Taşeronu olduğumuz Türkiyeli firma da, mağaza sahibi marka da evden çalışmaya devam ediyordu, ama bu durum onların rapor istemesine engel değildi. Bir süre sonra işi bitirmemiz gerektiğinden, şantiyeyi açmak durumda kaldık. Biz boyacıya, mobilyacıya 'şantiye durmasın' dedik, gittiler, çalıştılar. Şantiye sorumlumuza 'işleri kontrol et' dedik, ben maaş alabilmek adına, patronlarım maaşları ödeyebilmek adına işlere devam ettik.
Kısa bir süre sonra ofise gidip gelmeye başladık. Pandemi bitti mi? Hayır. Tehlike geçti mi? Hayır. Durumu olanlar arabasıyla gidip geliyor. Çalışanlar olarak biz arabayla mı geliyoruz? Tabii ki hayır. İşe gidişlerde kısa duraklar da olsa üç farklı toplu taşıma hattına biniyoruz. Bize bir şey olmaz diye mi düşünüyoruz? Tekrar ediyorum, hayır. Eve para girebilmesi adına hem kendimizi hem de çalıştığımız insanları tehlikenin içine atıyoruz.

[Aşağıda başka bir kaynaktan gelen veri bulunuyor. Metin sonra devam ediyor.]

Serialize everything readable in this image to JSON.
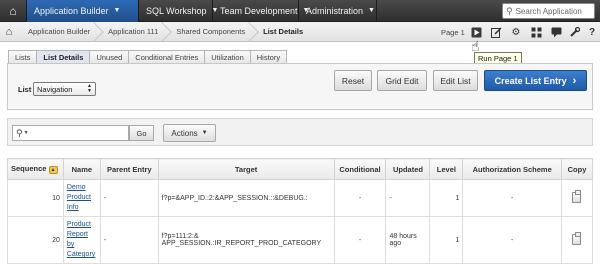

Durum buyken çalıştığınız, bağlı olduğunuz firmaların da bu durumunuzu görüp en azından 'insani' davranmasını bekliyorsunuz. Davranıyorlar mı? Yine, hayır. Şantiye bitti. Teslim zamanı geldi. Bağlı olduğumuz firmadan bir mail geldi. "Gidip kontrol yapalım, videolar, fotoğraflar çekip markaya gönderelim, çünkü markanın Türkiye'deki sorumlusu teslime gelmeyecek”. Tehlikeli olduğunu düşündükleri için çalışanlarını şantiyeye yollamıyorlar. Siz gidin oradan görüntülü arayın dediler...
Bir yandan sermaye, bir yandan kazanılacak milyonlar, bir yanda ölüm-hastalık korkusu... Alın size güzel bir harman.